Who should sign trademark applications?

Who can sign trademark applications?

It can be a bit tricky to determine who can sign trademark applications. Even if one can sign, should they? The following are the only persons authorized to sign a trademark application:

  • a person with legal authority to bind the owner (e.g., corporate officer or general partner of a partnership);
  • a person with firsthand knowledge of the facts and actual or implied authority to act on behalf of the owner; or
  • an attorney licensed to practice in the U.S. as defined in Section 11.1 (“individual who is an active member in good standing of the bar of the highest court of any State”) who has an actual written or verbal power of attorney or an implied power of attorney from the owner.

Need help with your trademark application? Call US patent and trademark attorney Vic Lin at (949) 223-9623 or email vlin@icaplaw.com to explore how we can help you get your trademark registered.

Who should sign a trademark application?

Just because something is permissible does not mean that it is good or advisable. In fact, there is even a bible verse that supports this piece of wisdom. The question we need to ask is: Should a US attorney sign a trademark application?

In most circumstances, we believe that attorneys should not sign a trademark filing. Why? A trademark application contains several allegations of fact. In fact, even an Intent-To-Use application contains declarations about the applicant’s bona fide intent to use a trademark on certain goods or services.

How would an attorney possess such knowledge about a trademark owner’s past or current usage of a mark? How would a lawyer genuinely know the future plans of a business to use a mark?

Registrations that mature from ITU applications can be canceled for a lack of bona fide intent to use. How would an attorney have the confidence to know a person or company’s genuine intent to develop and use a trademark in connection with selling certain goods or services?

What can go wrong when US lawyers sign trademark applications and statements?

Do not just take my opinion about signing trademark applications. It appears the USPTO would agree that signing trademark applications on behalf of clients without thorough independent investigation can get lawyers in a great deal of trouble.

In fact, a lot can go wrong when US attorneys sign trademark filings without verifying all of the information. The USPTO has been disciplining US practitioners for several trademark offenses, including the signing of trademark applications without sufficient independent verification of the allegations.

It makes sense when you think about it. Suppose a client wants to file a use-based trademark application for multiple classes, and provides the required dates of first use and specimens for each class. How would the attorney know for a fact that the mark has been used on every product identified in the application?

What ethical considerations are involved in signing a trademark application or Statement of Use?

Signing a trademark application or Statement of Use involves making declarations of truth that carry significant ethical consequences. For example, a Statement of Use requires a verified statement under 37 CFR 2.2(n) which states:

The term verified statement, and the terms verifyverified, or verification as used in this part refers to a statement that is sworn to, made under oath or in an affidavit, or supported by a declaration under § 2.20 or 28 U.S.C. 1746, and signed in accordance with the requirements of § 2.193.

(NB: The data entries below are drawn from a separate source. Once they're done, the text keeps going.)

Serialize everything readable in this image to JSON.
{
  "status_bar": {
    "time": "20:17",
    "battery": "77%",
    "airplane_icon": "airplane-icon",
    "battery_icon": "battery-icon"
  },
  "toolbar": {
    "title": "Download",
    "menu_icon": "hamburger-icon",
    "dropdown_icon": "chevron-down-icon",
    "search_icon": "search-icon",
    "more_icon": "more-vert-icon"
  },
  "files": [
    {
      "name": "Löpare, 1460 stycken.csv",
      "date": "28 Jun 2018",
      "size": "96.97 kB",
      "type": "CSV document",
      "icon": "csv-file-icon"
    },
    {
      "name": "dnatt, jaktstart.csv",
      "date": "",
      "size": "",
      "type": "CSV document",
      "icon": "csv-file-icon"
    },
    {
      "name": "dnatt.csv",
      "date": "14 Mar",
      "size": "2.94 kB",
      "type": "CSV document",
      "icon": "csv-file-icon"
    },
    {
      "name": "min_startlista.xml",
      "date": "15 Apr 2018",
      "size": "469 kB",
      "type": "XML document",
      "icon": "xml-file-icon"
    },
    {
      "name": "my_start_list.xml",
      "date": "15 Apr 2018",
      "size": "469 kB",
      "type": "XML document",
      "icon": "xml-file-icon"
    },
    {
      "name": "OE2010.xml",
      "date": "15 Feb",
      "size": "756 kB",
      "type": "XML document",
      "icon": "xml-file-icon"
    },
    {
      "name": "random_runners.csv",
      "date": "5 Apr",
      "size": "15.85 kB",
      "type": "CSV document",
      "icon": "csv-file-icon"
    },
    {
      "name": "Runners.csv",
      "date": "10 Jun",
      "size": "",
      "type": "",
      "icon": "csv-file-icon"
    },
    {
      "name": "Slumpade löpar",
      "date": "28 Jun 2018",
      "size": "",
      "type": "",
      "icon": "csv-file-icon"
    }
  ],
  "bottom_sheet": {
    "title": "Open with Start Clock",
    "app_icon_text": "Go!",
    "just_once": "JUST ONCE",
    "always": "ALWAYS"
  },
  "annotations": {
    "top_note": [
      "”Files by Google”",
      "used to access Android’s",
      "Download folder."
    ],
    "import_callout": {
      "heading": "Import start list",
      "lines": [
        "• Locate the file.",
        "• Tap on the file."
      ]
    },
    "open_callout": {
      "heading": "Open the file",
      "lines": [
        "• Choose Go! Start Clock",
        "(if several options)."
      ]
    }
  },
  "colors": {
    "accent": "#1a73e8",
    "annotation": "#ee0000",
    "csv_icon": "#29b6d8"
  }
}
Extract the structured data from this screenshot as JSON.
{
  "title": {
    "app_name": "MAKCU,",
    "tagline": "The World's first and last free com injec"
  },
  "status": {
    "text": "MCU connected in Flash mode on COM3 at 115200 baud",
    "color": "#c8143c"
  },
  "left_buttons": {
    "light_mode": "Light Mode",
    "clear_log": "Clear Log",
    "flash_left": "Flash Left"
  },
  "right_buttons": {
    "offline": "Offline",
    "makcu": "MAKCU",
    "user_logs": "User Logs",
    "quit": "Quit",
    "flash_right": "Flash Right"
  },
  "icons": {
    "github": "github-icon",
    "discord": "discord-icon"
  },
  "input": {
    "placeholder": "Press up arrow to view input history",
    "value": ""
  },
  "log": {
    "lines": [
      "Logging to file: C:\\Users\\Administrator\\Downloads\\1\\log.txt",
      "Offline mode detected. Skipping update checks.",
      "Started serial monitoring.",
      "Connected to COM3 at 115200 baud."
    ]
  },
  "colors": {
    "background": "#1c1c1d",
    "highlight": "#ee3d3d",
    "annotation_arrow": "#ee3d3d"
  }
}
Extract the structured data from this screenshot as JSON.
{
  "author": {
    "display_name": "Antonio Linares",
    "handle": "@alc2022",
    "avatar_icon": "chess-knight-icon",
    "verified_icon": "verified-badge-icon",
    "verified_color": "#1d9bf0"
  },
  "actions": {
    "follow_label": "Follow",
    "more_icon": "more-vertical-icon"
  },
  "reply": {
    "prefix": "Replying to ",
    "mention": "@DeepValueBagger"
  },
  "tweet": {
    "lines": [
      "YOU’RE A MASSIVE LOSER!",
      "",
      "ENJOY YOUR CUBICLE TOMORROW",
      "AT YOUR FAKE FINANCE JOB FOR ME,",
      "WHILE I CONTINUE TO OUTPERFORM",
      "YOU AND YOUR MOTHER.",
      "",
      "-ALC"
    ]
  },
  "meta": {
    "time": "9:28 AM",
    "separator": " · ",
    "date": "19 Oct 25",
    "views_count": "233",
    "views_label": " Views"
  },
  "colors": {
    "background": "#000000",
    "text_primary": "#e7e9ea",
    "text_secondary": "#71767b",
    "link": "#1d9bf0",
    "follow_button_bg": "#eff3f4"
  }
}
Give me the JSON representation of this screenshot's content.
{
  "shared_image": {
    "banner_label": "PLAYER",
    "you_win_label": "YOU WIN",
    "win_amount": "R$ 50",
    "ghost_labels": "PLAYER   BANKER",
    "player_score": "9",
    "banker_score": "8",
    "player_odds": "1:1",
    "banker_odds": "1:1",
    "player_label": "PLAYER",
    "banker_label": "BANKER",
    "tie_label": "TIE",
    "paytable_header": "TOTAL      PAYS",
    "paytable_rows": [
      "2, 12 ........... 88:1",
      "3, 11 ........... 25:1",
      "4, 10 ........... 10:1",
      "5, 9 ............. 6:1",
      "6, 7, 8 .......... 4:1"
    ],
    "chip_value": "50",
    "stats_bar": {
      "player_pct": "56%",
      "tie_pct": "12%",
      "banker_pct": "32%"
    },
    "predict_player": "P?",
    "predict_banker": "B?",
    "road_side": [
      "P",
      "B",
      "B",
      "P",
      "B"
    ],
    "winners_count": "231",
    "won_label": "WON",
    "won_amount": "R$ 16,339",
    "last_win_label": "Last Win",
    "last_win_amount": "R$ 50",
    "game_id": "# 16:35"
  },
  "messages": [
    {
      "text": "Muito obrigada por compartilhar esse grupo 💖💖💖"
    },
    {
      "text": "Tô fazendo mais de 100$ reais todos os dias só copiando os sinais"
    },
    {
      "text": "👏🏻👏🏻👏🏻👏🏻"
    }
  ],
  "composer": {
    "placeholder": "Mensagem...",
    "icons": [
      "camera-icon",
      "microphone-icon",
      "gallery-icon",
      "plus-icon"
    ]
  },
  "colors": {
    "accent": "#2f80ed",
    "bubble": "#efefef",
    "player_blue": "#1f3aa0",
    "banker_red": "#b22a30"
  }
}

Instead of an oath, the language of 28 USC 1746 or the following language may be used:

The signatory being warned that willful false statements and the like are punishable by fine or imprisonment, or both, under 18 U.S.C. 1001, and that such willful false statements and the like may jeopardize the validity of the application or submission or any registration resulting therefrom, declares that all statements made of his/her own knowledge are true and all statements made on information and belief are believed to be true.

37 CFR 2.20

Who can sign trademark Office Action responses?

A response to a trademark Office Action may not always require a verified statement. It depends on what is required in the response. Where a verified statement is not required, it is simply more expedient to have the US attorney sign and file the response.

If a verified statement is required, it would be best practice to have the client sign since they would have either legal authority to bind the trademark owner or firsthand knowledge of the facts and actual or implied authority to act on behalf of the owner.

The problem with having a US attorney sign a verified statement is that the US lawyer might not have firsthand knowledge of the facts, which could raise issues later on if and when the mark is litigated.

What trademark filings would be safe for an attorney to sign?

Every lawyer needs to make that decision on which particular trademark filings they will sign. In our opinion, signing the first request for an extension of time to file a Statement of Use would be proper for an attorney to sign because no verified statements are made in the first extension request.